Free agent
- Pitcher
- Born: February 8, 1993 (age 33) Maracay, Venezuela
- Bats: RightThrows: Right
- Stats at Baseball Reference

= Jhondaniel Medina =

Venezuelan baseball player (born 1993)

Jhondaniel (Ostos) Medina (born February 8, 1993) is a Venezuelan professional baseball pitcher who is a free agent.

==Career==
===Baltimore Orioles===
On December 14, 2009, Medina signed with the Baltimore Orioles as an amateur free agent. He made his professional debut in 2010, posting a 2.32 ERA in 10 starts. He spent the 2011 season with the Dominican Summer League Orioles, for whom he had played the previous year. In 14 games (13 starts), he registered a 5–4 record and 3.02 ERA with 60 strikeouts in 65 2/3 innings pitched.

Medina spent the 2012 season with the rookie–level Gulf Coast Orioles, also pitching in one game for the Low–A Aberdeen IronBirds. In 10 games (7 starts), he recorded a 3.72 ERA with 47 strikeouts and 2 saves in 46.0 innings of work.

===Pittsburgh Pirates===
On November 30, 2012, Medina was traded to the Pittsburgh Pirates in exchange for Yamaico Navarro. In his first season with the Pirates organization, Medina pitched in 37 games split between the Single–A West Virginia Power and High–A Bradenton Marauders; he posted a 1.96 ERA with 68 strikeouts and 13 saves in 46.0 innings of work. He returned to Bradenton for the 2014 season, and logged a stellar 0.72 ERA with 47 strikeouts and 3 saves across 35 appearances.

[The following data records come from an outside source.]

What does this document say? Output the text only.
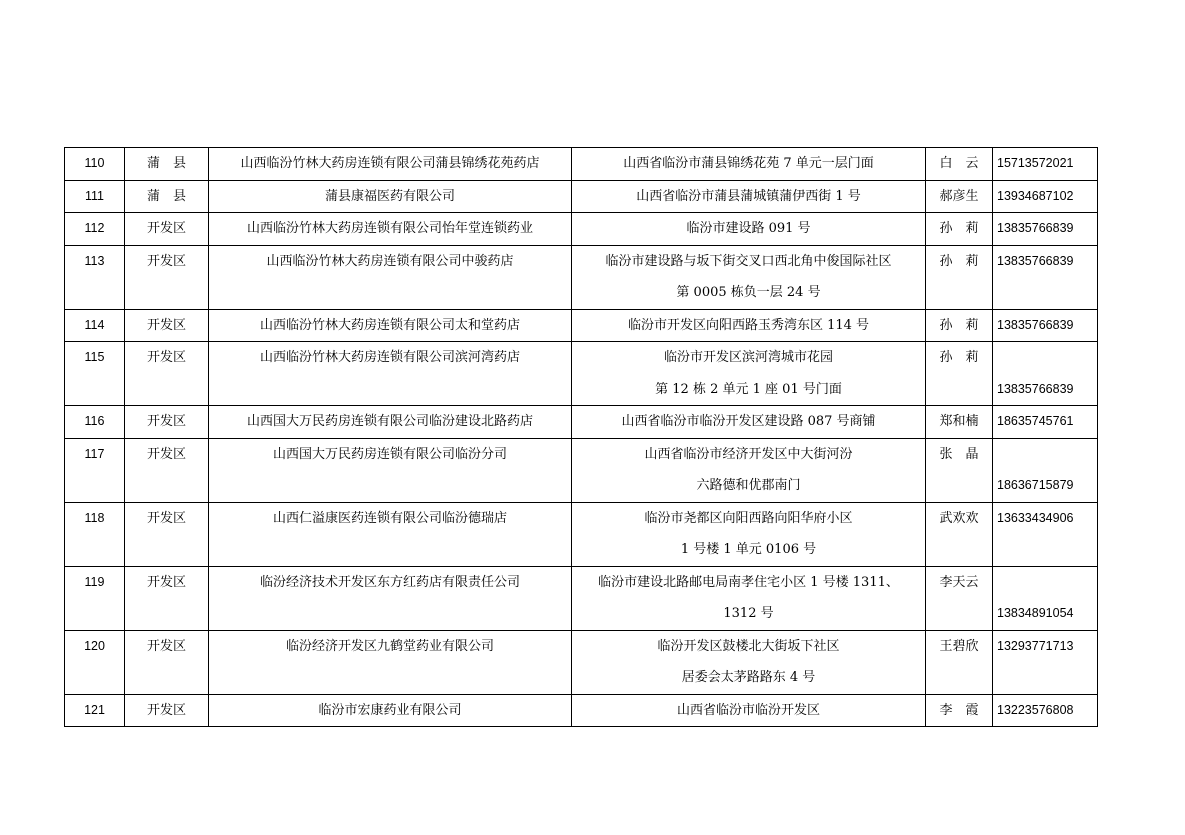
110	蒲　县	山西临汾竹林大药房连锁有限公司蒲县锦绣花苑药店	山西省临汾市蒲县锦绣花苑 7 单元一层门面	白　云	15713572021

111	蒲　县	蒲县康福医药有限公司	山西省临汾市蒲县蒲城镇蒲伊西街 1 号	郝彦生	13934687102

112	开发区	山西临汾竹林大药房连锁有限公司怡年堂连锁药业	临汾市建设路 091 号	孙　莉	13835766839

113	开发区	山西临汾竹林大药房连锁有限公司中骏药店	临汾市建设路与坂下街交叉口西北角中俊国际社区
第 0005 栋负一层 24 号	孙　莉	13835766839

114	开发区	山西临汾竹林大药房连锁有限公司太和堂药店	临汾市开发区向阳西路玉秀湾东区 114 号	孙　莉	13835766839

115	开发区	山西临汾竹林大药房连锁有限公司滨河湾药店	临汾市开发区滨河湾城市花园
第 12 栋 2 单元 1 座 01 号门面	孙　莉	13835766839

116	开发区	山西国大万民药房连锁有限公司临汾建设北路药店	山西省临汾市临汾开发区建设路 087 号商铺	郑和楠	18635745761

117	开发区	山西国大万民药房连锁有限公司临汾分司	山西省临汾市经济开发区中大街河汾
六路德和优郡南门	张　晶	18636715879

118	开发区	山西仁溢康医药连锁有限公司临汾德瑞店	临汾市尧都区向阳西路向阳华府小区
1 号楼 1 单元 0106 号	武欢欢	13633434906

119	开发区	临汾经济技术开发区东方红药店有限责任公司	临汾市建设北路邮电局南孝住宅小区 1 号楼 1311、
1312 号	李天云	13834891054

120	开发区	临汾经济开发区九鹤堂药业有限公司	临汾开发区鼓楼北大街坂下社区
居委会太茅路路东 4 号	王碧欣	13293771713

121	开发区	临汾市宏康药业有限公司	山西省临汾市临汾开发区	李　霞	13223576808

In 2015, he spent the year with the Double–A Altoona Curve. In 45 appearances, he posted a 2.76 ERA with 44 strikeouts and a career–high 12 saves in 62.0 innings pitched. Medina began the 2016 season back in Double–A Altoona. He pitched in 46 games split between Altoona and the Triple–A Indianapolis Indians, accumulating a 3.49 ERA with 70 strikeouts in 69 2/3 innings of work. He elected free agency following the season on November 7, 2016.

===Chicago Cubs===
On December 19, 2016, Medina signed a minor league contract with the Chicago Cubs organization. He was assigned to the Double–A Tennessee Smokies to begin the 2017 season, where he made 7 appearances and struggled to an 11.57 ERA with 5 strikeouts in 7.0 innings pitched. Medina was released by the Cubs on May 12, 2017.

===Los Angeles Angels===
On June 21, 2017, Medina signed a minor league contract with the Los Angeles Angels organization. He split the season between the High–A Inland Empire 66ers and Double–A Mobile BayBears. His results in Mobile (2.89 ERA, 32 strikeouts) were markedly better than those in Inland Empire (8.00 ERA, 15 strikeouts), and he appeared in 22 games for the organization down the stretch. Medina elected free agency following the season on November 6.

==International career==
Medina was selected as a member of the Venezuela national baseball team at the 2017 World Baseball Classic.